The City of London has voiced its concerns over the Bank of England’s proposal to introduce a digital currency called ‘britcoin,’ warning that it could potentially lead to bank runs.
The International Regulatory Strategy Group (IRSG), a prominent lobby group representing the financial hub, expressed its reservations in response to a consultation conducted by the Bank and the Treasury earlier this year.
The IRSG expressed unease about the possibility of completely removing the proposed limits on holding the digital currency, stating that this development was “very concerning” in light of recent bank runs that resulted in the downfall of several US banks and the European giant, Credit Suisse.
The consultation, initiated in February, outlined plans to introduce a ‘digital pound’ that could be implemented by the second half of the decade. The proposals stipulated an initial limit of between £10,000 and £20,000 on the amount of money that individuals could hold in britcoin accounts. These accounts would not accrue interest, a measure designed to discourage customers from abandoning their existing account providers.

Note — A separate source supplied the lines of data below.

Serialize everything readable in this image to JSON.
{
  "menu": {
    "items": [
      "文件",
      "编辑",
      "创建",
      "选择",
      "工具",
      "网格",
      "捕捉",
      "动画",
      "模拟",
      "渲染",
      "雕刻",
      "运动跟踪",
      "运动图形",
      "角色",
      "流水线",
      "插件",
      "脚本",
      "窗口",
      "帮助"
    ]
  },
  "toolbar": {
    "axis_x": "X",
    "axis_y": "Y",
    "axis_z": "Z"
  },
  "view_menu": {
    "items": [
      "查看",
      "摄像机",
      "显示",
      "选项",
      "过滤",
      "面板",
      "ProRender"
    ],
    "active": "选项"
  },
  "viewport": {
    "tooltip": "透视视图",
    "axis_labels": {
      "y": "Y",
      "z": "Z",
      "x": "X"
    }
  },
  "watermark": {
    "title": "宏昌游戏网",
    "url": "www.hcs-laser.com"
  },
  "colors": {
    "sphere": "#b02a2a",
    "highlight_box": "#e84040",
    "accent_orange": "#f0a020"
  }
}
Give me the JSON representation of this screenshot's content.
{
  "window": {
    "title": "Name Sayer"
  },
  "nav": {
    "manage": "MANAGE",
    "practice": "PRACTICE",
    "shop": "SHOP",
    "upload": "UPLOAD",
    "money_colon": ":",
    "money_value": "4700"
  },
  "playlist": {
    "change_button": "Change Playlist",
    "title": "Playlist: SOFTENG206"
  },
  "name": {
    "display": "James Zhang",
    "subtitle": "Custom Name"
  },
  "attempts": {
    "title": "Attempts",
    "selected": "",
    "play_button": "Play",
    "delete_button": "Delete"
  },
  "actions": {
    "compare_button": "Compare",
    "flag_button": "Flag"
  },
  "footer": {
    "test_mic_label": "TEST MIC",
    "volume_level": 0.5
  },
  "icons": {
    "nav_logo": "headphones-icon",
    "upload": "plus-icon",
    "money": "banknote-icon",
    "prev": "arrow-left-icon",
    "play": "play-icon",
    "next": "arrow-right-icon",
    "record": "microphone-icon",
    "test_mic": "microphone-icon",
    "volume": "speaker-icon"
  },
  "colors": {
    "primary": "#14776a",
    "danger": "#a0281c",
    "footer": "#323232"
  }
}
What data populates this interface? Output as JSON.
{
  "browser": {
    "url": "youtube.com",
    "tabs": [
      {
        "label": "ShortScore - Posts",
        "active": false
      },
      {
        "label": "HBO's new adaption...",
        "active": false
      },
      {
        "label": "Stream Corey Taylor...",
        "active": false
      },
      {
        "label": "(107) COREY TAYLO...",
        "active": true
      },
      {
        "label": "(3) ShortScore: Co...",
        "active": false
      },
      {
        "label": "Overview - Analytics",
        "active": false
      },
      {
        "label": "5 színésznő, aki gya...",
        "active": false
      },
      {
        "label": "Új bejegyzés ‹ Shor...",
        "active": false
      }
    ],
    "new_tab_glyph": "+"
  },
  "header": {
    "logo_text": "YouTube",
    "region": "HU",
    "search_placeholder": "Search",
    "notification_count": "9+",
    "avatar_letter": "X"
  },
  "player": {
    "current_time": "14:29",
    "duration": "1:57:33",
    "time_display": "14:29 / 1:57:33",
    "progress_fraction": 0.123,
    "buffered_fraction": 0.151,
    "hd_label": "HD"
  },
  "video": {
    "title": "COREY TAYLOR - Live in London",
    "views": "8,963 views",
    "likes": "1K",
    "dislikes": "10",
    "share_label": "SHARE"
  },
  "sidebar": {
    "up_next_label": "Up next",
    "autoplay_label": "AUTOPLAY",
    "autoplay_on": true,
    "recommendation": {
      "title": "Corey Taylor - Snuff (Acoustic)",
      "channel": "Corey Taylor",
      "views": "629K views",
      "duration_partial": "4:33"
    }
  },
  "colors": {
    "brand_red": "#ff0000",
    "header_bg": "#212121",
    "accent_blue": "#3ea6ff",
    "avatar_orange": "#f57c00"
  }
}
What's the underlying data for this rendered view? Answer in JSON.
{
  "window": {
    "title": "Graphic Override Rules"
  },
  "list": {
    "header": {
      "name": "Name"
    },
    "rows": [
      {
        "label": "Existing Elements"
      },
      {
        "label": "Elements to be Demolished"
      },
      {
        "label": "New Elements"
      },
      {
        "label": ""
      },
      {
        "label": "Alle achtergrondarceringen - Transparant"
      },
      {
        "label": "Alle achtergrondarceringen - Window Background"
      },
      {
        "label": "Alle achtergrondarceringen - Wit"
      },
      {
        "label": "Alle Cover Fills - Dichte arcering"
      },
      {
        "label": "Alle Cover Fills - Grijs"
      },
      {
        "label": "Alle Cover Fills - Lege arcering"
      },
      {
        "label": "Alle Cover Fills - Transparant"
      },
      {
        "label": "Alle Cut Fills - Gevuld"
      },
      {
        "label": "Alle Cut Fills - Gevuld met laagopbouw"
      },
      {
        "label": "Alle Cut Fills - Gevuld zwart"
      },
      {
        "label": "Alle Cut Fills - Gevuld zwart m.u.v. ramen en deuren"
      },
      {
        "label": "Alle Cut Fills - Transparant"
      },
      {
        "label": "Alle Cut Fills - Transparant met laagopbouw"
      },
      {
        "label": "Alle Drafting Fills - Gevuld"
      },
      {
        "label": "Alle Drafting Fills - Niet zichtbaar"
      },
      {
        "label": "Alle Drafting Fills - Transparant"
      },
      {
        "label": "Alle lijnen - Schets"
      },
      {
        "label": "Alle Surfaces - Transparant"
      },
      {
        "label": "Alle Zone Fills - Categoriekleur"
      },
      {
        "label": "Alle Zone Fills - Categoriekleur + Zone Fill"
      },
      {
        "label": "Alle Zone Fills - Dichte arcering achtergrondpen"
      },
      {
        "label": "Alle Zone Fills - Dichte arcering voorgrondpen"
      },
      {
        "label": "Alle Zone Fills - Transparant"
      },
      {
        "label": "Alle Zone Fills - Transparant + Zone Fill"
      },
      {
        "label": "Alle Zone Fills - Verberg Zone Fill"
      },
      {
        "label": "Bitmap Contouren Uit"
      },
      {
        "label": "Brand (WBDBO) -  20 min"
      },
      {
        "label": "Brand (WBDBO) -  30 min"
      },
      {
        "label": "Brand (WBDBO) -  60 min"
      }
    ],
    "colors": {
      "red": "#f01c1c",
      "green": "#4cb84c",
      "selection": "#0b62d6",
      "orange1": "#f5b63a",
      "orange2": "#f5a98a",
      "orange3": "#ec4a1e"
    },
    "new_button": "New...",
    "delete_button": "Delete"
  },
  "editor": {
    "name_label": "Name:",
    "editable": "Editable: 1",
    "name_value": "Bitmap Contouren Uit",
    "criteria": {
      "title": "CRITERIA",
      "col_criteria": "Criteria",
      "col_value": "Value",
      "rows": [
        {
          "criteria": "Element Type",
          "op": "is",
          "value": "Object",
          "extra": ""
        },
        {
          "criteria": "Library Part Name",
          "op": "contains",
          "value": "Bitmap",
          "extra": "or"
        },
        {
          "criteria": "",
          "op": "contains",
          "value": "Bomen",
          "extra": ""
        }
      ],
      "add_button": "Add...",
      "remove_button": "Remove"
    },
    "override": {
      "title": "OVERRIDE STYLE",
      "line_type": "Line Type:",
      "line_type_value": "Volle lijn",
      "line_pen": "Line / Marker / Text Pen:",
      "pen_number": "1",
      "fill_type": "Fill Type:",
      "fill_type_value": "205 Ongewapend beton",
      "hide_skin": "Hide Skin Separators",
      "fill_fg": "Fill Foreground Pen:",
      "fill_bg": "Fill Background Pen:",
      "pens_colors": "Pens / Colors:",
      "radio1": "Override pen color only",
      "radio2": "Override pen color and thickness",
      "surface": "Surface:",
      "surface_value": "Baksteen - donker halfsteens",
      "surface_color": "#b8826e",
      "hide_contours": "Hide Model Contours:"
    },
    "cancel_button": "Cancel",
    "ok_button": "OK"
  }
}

However, the IRSG, which is a collaboration between TheCityUK and the City of London Corporation, expressed reservations about the proposal in its response to the consultation. While the group acknowledged the potential benefits of a digital pound and supported the idea in principle, it criticised the proposed upper limit on britcoin accounts as excessively high. In comparison, the European Central Bank is considering a €3,000 ceiling for a similar initiative.
The IRSG agreed on the need for the UK to remain ambitious and embrace advancements in the digital currency space. However, it argued that a more moderate limit would be appropriate to strike a balance between consumer demand and financial stability.